Over het orgel

Verbeeck-Schnitger-Hinsz-orgel

Het orgel in de dorpskerk van Peize is het oudste in Drenthe. Het bevat meer dan 1.000 pijpen. Maar hoe kwam zo’n groot en bijzonder orgel in Peize terecht?

In 1631 geven de voogden van het St. Geertruidsgasthuis in Groningen aan orgelmaker Anthony Verbeeck te Groningen de opdracht om voor 700 Caroli gulden een orgel te bouwen.

Dertig jaar later wordt het orgel verbouwd door Johannes Huss.  In 1672 raakt het beschadigd door beschietingen van de bisschop van Munster en kan het acht jaar lang niet gebruikt worden. Het is waarschijnlijk dat Jan Helmman de herstelwerkzaamheden aan het orgel uitvoerde.

In 1697 past de beroemde orgelbouwer Arp Schnitger het orgel aan: er werd een vrij pedaal toegevoegd.
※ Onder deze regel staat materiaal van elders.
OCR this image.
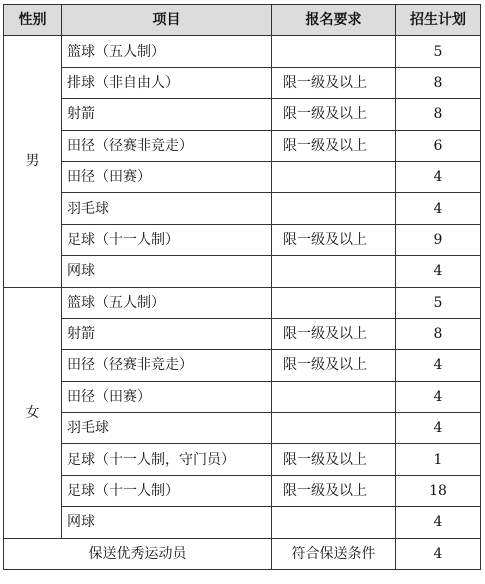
性别	项目	报名要求	招生计划
男	篮球（五人制）		5
	排球（非自由人）	限一级及以上	8
	射箭	限一级及以上	8
	田径（径赛非竞走）	限一级及以上	6
	田径（田赛）		4
	羽毛球		4
	足球（十一人制）	限一级及以上	9
	网球		4
女	篮球（五人制）		5
	射箭	限一级及以上	8
	田径（径赛非竞走）	限一级及以上	4
	田径（田赛）		4
	羽毛球		4
	足球（十一人制，守门员）	限一级及以上	1
	足球（十一人制）	限一级及以上	18
	网球		4
保送优秀运动员		符合保送条件	4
De pijpen hiervan staan in de grote pedaaltorens links en rechts van het orgel. Ook maakte Allart Meijer en Jan de Rijk  nieuw houtsnijwerk aan de orgelkast. Behalve een vrij pedaal werden ook drie nieuwe blaasbalgen gemaakt om het orgel van voldoende wind te voorzien. Of voegde Schnitger drie balgen toe? In latere bronnen is steeds sprake van vier (spaan)balgen achter het orgel.

Als het orgel ruim 150 jaar oud is, in het jaar 1757, zal de beroemde orgelbouwer Albert Anthoni Hinsz onder andere nieuw rugwerk en een nieuwe windlade plaatsen. Voor zowel het rugwerk als het hoofdwerk maakt Hinsz nieuwe windladen. Ook voegt hij in alle registers van Verbeeck de tonen Cis, Dis, Fis en Gis toe vanwege het kort octaaf dat het orgel tot dan toe had.


Bij de bouw van het rugwerk gebruikt Hinsz een groot deel van het pijpwerk uit het Borstwerk opnieuw. Zodoende bleef een groot deel van het Verbeeck-pijpwerk behouden. Een unicum in Nederland; nergens is een orgel te vinden waarin zoveel pijpen van deze bouwer nog harmonieus samenklinken.

1862: In Peize worden er plannen gemaakt om een orgel aan te schaffen. De kerkvoogdij hoort van de heer Van Oeckelen dat het orgel van het Geertruidsgasthuis te koop staat voor f. 2000, -. De orgelmaker stelde voor dit orgel gereed te maken en te plaatsen. De kosten worden onder andere gedekt door de verkoop van 63 eikenbomen die rondom de kerk staan.

De spaanbalgen van Schnitger (en Verbeeck?)  hebben tot 1936 dienst gedaan. Dan worden ze door orgelmaker Jan Doornbos vervangen door een magazijnbalg.

Van 1963 tot 1973 wordt het orgel opnieuw gerestaureerd, de kosten zouden oplopen tot driehonderd duizend gulden. Daarmee heeft de Kerk van Peize weer een prachtig instrument dat zeker 50 jaar mee kan. Het uiterlijk van het orgel verdient nog de nodige aandacht. Met name een stuk herstel van de oorspronkelijke kleurstelling moet nog worden gerealiseerd. Bij de terugplaatsing van het orgel in 1973 is het orgel in een roze grondverf afgeleverd. Een plaatselijke schilder heeft indertijd een dekkende oud-roze kleur aangebracht. De vermoedelijke kleurstelling zal mahonie geweest zijn. Het snijwerk zal deels verguld zijn geweest. Sporen hiervan zijn nog duidelijk waarneembaar.

5 verdwenen registers worden gereconstrueerd:

In het pedaal zijn dat de Bourdon 16’ en de Mixtuur (met terst); in het Hoofdwerk wordt de Quintfluit 3’ gereconstrueerd en in het Rugwerk de Scherp (samenstelling naar het Hinszorgel in Leens) en de Vox Humana.

Er worden momenteel (2022) plannen gemaakt om de kleurstelling terug te brengen naar de originele kleuren. Ook zal het orgel na 50 jaar trouwe dienst opnieuw gerestaureerd moeten worden.